In doing so, Azeem said he has also gained a greater appreciation for the music he recorded as a younger man, sharing how friends and family started to grow frustrated with his habit of posting songs and albums online, only to later remove them, as though his discography were crafted in disappearing ink. “And there’s a bigger reason as to why that was taking place, and it was because I wasn’t healed, and for me leaving that stuff up was just leaving an unhealed version of myself out there,” he said. “And I’m still not a fan of that music, but I can appreciate it. … And I have to appreciate it, because, man, it’s so hard to create anything, and to have the bravery to even do it. There are so many things against me that can turn a listener off. My voice is hella high. I’m funny looking. I know these things.
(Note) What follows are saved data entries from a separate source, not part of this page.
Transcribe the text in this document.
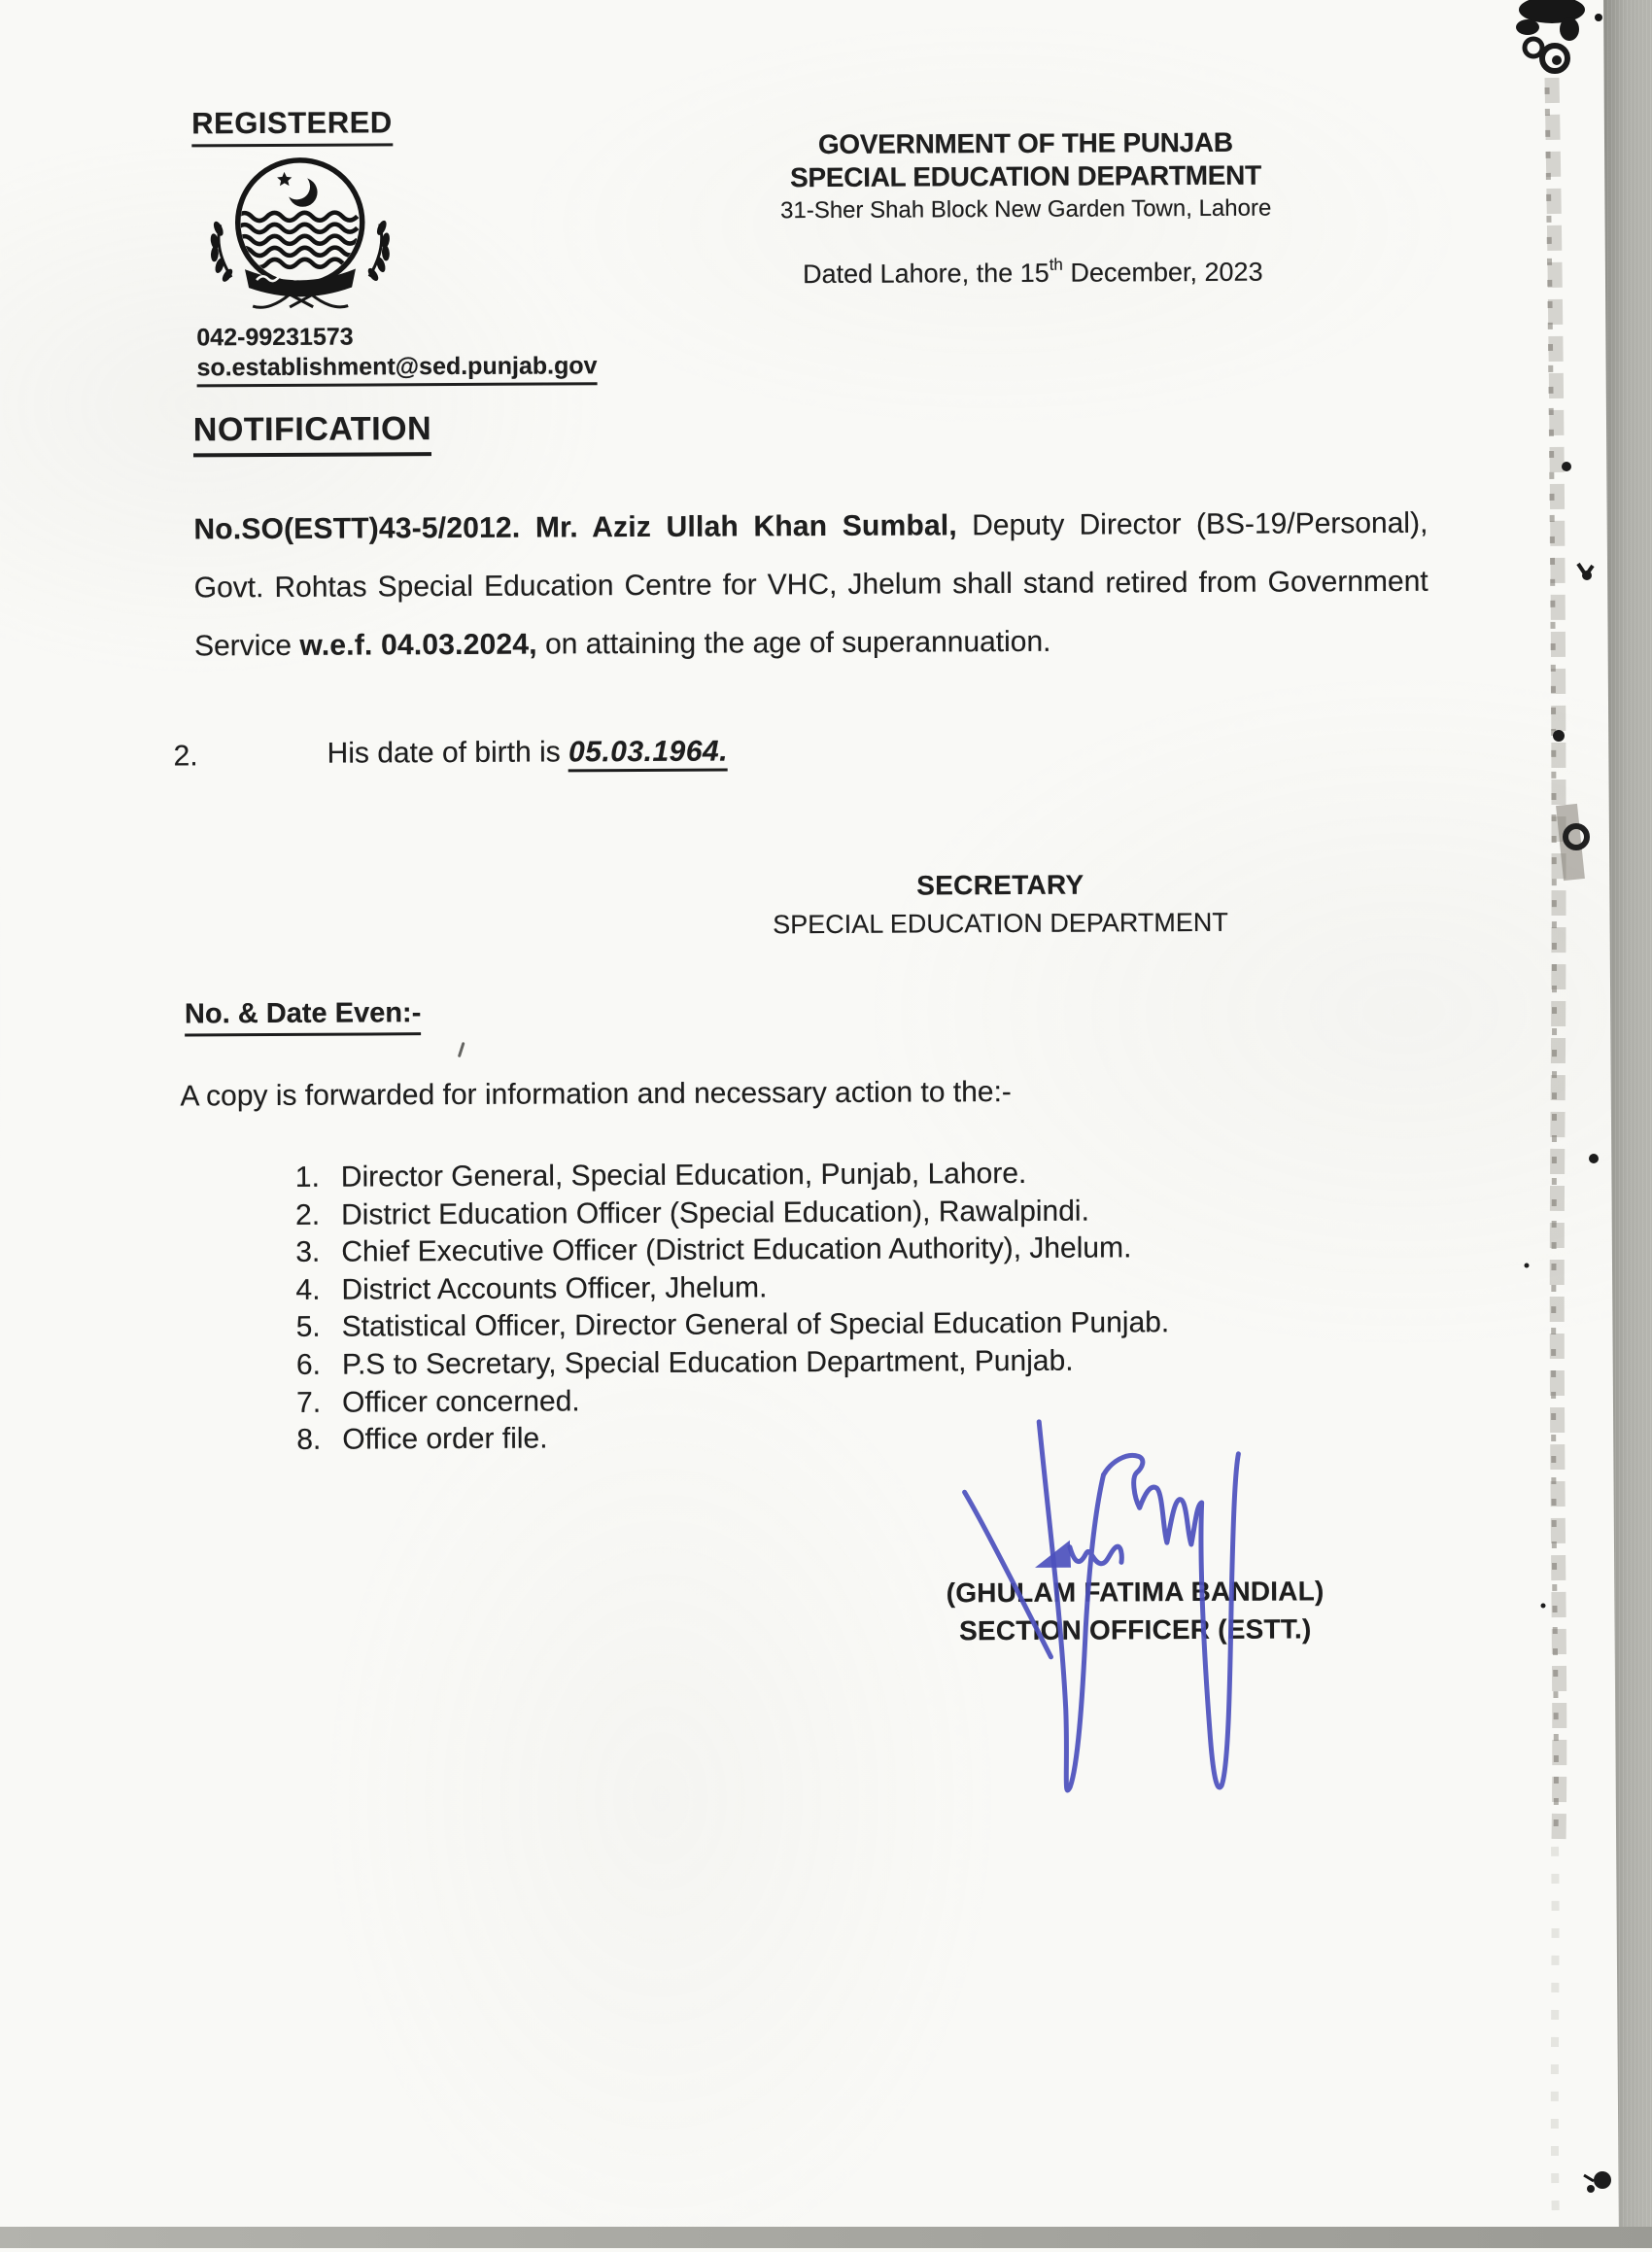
REGISTERED
042-99231573
so.establishment@sed.punjab.gov
GOVERNMENT OF THE PUNJAB
SPECIAL EDUCATION DEPARTMENT
31-Sher Shah Block New Garden Town, Lahore
Dated Lahore, the 15th December, 2023
NOTIFICATION

No.SO(ESTT)43-5/2012. Mr. Aziz Ullah Khan Sumbal, Deputy Director (BS-19/Personal), Govt. Rohtas Special Education Centre for VHC, Jhelum shall stand retired from Government Service w.e.f. 04.03.2024, on attaining the age of superannuation.

2.	His date of birth is 05.03.1964.
SECRETARY
SPECIAL EDUCATION DEPARTMENT
No. & Date Even:-
A copy is forwarded for information and necessary action to the:-
1. Director General, Special Education, Punjab, Lahore.
2. District Education Officer (Special Education), Rawalpindi.
3. Chief Executive Officer (District Education Authority), Jhelum.
4. District Accounts Officer, Jhelum.
5. Statistical Officer, Director General of Special Education Punjab.
6. P.S to Secretary, Special Education Department, Punjab.
7. Officer concerned.
8. Office order file.
(GHULAM FATIMA BANDIAL)
SECTION OFFICER (ESTT.)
But I’m still going to put this out into the world.”

Nowadays, this confidence is buoyed by Azeem’s deep-rooted spirituality, which surfaces on songs such as “Call the Shaman” and “Armor of God.” On both cuts, Azeem’s difficult childhood and his grown-up beliefs sound irrevocably linked, the rapper positioning his faith as something hard-won, shaped and strengthened by the life-or-death circumstances he’s been forced to navigate. 

“Another day isn’t promised, but I also find comfort in it,” Azeem said. “I lost a lot of people. Most of the men in my family have been shot. I’ve felt the bullet. My little brother was shot in the face. My dad has been shot. My uncle has been shot in the head. And we all survived. But I have friends who didn’t survive, and I’m to a point where I’m a lot more comfortable with death than I ever have been. So I mourn a little differently, too, because I wholeheartedly believe this isn’t the stop. This isn’t the end all for me. … And I get that these aren’t new things. But while I’m here, there’s a legacy, and I want to make sure I’m contributing, and that I’m leaving beautiful things behind.”